Gyms with ties to MTK opened in Ireland, Scotland and England and were established around the world and dozens and dozens of fighters and trainers signed on. There were lots of bills, plenty of action and it seemed at times that the old rules of boxing – biding your time and working your way up the ladder to earn a title shot – no longer applied.

But it was never going to last. MTK sold a dream and had the money to deliver it but where did the cash come from? How many murders were committed, how many lives were ruined through drug addiction so Daniel Kinahan could establish himself as a boxing powerbroker?

Kinahan has never personally been convicted of a crime but his involvement quickly resulted in professional boxing becoming a no-go area in his home city. The gangland shooting at the weigh-in at the Regency Hotel in 2016 meant that professional boxing is a thing of the past south of the border and Katie Taylor may never get the chance to box in Dublin which is a great shame.

Some argue that boxing has always been like this. Going back to the US Mafioso Paul ‘Frankie’ Carbo, the sport has long been heavily influenced by underworld figures and right up until recently ‘Yer man in Dubai’ had been able to control how fights were made and where they were held.

His influence is unlikely to disappear with the dismantling of MTK and it took the sanctions imposed by the US government to force boxing promoters to take some action and push the elephant out of the room.

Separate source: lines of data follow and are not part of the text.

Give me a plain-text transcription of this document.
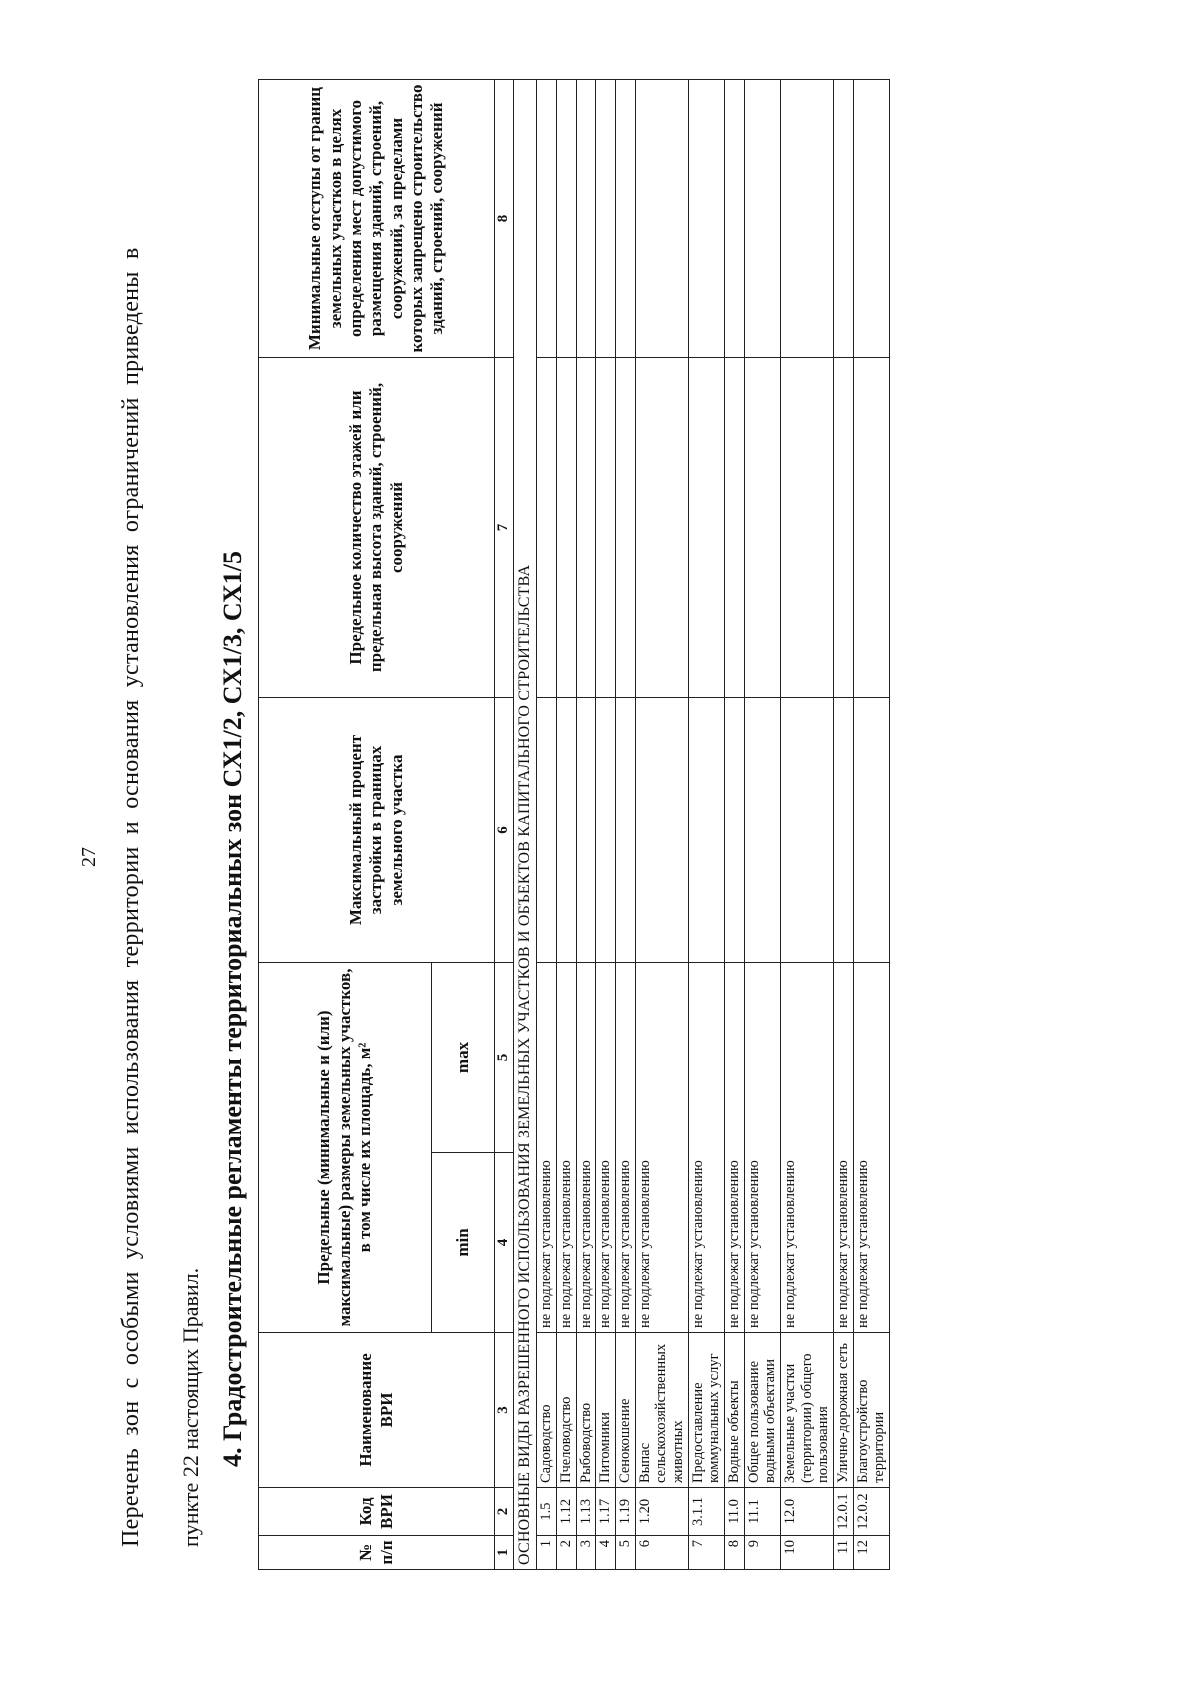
27 Перечень зон с особыми условиями использования территории и основания установления ограничений приведены в пункте 22 настоящих Правил. 4. Градостроительные регламенты территориальных зон СХ1/2, СХ1/3, СХ1/5
№ п/п	Код ВРИ	Наименование ВРИ	Предельные (минимальные и (или) максимальные) размеры земельных участков, в том числе их площадь, м²		Максимальный процент застройки в границах земельного участка	Предельное количество этажей или предельная высота зданий, строений, сооружений	Минимальные отступы от границ земельных участков в целях определения мест допустимого размещения зданий, строений, сооружений, за пределами которых запрещено строительство зданий, строений, сооружений
			min	max			
1	2	3	4	5	6	7	8
ОСНОВНЫЕ ВИДЫ РАЗРЕШЕННОГО ИСПОЛЬЗОВАНИЯ ЗЕМЕЛЬНЫХ УЧАСТКОВ И ОБЪЕКТОВ КАПИТАЛЬНОГО СТРОИТЕЛЬСТВА							
1	1.5	Садоводство	не подлежат установлению				
2	1.12	Пчеловодство	не подлежат установлению				
3	1.13	Рыбоводство	не подлежат установлению				
4	1.17	Питомники	не подлежат установлению				
5	1.19	Сенокошение	не подлежат установлению				
6	1.20	Выпас сельскохозяйственных животных	не подлежат установлению				
7	3.1.1	Предоставление коммунальных услуг	не подлежат установлению				
8	11.0	Водные объекты	не подлежат установлению				
9	11.1	Общее пользование водными объектами	не подлежат установлению				
10	12.0	Земельные участки (территории) общего пользования	не подлежат установлению				
11	12.0.1	Улично-дорожная сеть	не подлежат установлению				
12	12.0.2	Благоустройство территории	не подлежат установлению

Now the door has to be locked from the inside. Amateur boxing has been dragged through a mire of corruption and now professional boxing is on the front pages of the newspapers, not the back. The unregulated chaos which created the conditions for Daniel Kinahan to become a major player in boxing must end but only the establishment of a global governing body to police the sport can make that happen. Boxing has to seize this opportunity to clean up its act.